Not too long ago, I wrote
In a connected world, the most important decision you can make is who to follow.
And other indicators show that organizations are moving to adopt social technologies, and that they have become increasingly a mainstream aspect of business. A recent McKinsey study (see McKinsey says social technologies are now mainstream, but organizational evolution still needed) had this chunk of meat:
from McKinsey’s Evolution of the networked enterprise
Financially, respondents say social tools contribute 20 percent and 18 percent, respectively, to the revenue increases and cost improvements their companies attribute to the use of all digital technologies. These percentages may appear small but are driven by the extent to which—and the ways in which—companies deploy the technologies. At companies using at least six tools (or half of the tools the survey asked about), executives say this usage amounts to a larger share of financial benefits. Even larger shares at the companies using six or more tools on mobile say so: these respondents report that social tools contribute 32 percent and 26 percent, respectively, to their companies’ revenue and cost-cutting benefits.
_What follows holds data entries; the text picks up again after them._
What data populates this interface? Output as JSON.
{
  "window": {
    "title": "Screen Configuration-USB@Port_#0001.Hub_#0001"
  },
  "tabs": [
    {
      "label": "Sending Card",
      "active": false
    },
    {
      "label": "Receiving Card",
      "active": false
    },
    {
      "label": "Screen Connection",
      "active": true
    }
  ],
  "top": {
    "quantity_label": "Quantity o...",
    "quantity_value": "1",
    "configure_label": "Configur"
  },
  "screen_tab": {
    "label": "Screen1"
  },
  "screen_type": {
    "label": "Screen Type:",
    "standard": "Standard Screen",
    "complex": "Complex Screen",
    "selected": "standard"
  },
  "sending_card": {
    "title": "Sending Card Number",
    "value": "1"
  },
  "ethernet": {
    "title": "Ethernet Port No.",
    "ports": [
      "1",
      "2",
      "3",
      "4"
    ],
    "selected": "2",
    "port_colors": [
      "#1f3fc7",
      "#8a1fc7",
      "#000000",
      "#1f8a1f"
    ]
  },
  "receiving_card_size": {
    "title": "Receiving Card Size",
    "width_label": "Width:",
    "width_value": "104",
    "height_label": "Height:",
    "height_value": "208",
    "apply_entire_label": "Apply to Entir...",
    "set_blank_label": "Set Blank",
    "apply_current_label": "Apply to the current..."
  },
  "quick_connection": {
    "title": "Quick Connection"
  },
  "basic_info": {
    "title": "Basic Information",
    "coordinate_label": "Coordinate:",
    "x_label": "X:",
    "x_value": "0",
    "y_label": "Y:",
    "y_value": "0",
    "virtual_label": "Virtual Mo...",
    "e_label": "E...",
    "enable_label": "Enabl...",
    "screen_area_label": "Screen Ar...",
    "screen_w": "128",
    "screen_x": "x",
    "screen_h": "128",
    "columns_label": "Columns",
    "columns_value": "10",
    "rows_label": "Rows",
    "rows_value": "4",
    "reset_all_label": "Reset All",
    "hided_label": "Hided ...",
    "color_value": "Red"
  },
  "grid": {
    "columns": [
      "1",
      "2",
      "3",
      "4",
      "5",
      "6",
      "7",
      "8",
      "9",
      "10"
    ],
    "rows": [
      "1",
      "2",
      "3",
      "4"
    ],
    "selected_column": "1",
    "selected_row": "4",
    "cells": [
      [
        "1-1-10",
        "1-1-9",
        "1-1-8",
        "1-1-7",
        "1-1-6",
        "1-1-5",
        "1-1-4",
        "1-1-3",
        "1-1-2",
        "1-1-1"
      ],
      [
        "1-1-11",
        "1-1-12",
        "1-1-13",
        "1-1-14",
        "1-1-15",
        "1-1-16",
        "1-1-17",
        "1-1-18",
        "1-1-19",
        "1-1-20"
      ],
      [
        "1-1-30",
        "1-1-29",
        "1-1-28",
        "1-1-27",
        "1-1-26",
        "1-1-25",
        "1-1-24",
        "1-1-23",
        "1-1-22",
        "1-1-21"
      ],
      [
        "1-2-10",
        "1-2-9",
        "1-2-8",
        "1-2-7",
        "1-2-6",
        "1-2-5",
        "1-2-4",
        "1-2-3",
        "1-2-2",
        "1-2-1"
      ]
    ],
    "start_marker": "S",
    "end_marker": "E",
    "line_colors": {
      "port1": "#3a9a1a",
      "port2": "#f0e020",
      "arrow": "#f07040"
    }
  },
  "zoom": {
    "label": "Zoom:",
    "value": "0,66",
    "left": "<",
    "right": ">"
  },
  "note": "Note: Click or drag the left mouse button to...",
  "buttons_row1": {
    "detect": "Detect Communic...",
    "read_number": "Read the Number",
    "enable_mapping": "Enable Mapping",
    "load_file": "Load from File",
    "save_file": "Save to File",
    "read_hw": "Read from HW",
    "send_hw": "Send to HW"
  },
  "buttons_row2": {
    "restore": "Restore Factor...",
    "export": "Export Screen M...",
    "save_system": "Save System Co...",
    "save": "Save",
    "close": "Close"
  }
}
Achieving this high level of benefits will likely require substantial organizational changes. When asked about the changes that technologies might facilitate, executives are twice as likely to say these tools could enable entirely or mostly new processes for four of eight business activities at a hypothetical company without the technology-related constraints their own organizations face. Slightly larger shares than in 2011 do expect technologies to facilitate certain changes in their own companies, related to developing strategic plans, allocating resources, matching employees to tasks, managing projects, and determining compensation. But the large gaps between potential changes at respondents’ companies and at companies without constraints, which we observed in the previous survey, suggest that the hurdles could be considerable.
We have a number of trends that are interacting together in the business context to create a moment of enormous transition, with organizational structures and business culture that are antithetical to the adoption of social practices. The issue of how to value participation is one aspect of that.
Today, I wrote a piece about the new trend of the Chief Digital Officer (see The Chief Digital Officer is likely to own social, and IT), which is being driven in part by the frustration of CEOs to get changes made in operations and culture, and reallocating power from traditional IT and Marketing groups into the hands of a CDO charged with forcing the transition to a digital footing: social, mobile, and community-connected.
We should expect more of these stresses, and deep rethinking of the relations between the individual, the business, management, and the work to be done. It is no surprise that the linkage and value of these relations are undergoing a correspondingly great change.
John Finley said,
Maturity of mind is capacity to endure uncertainty.
We’re in a time time where that maturity of mind has the highest value.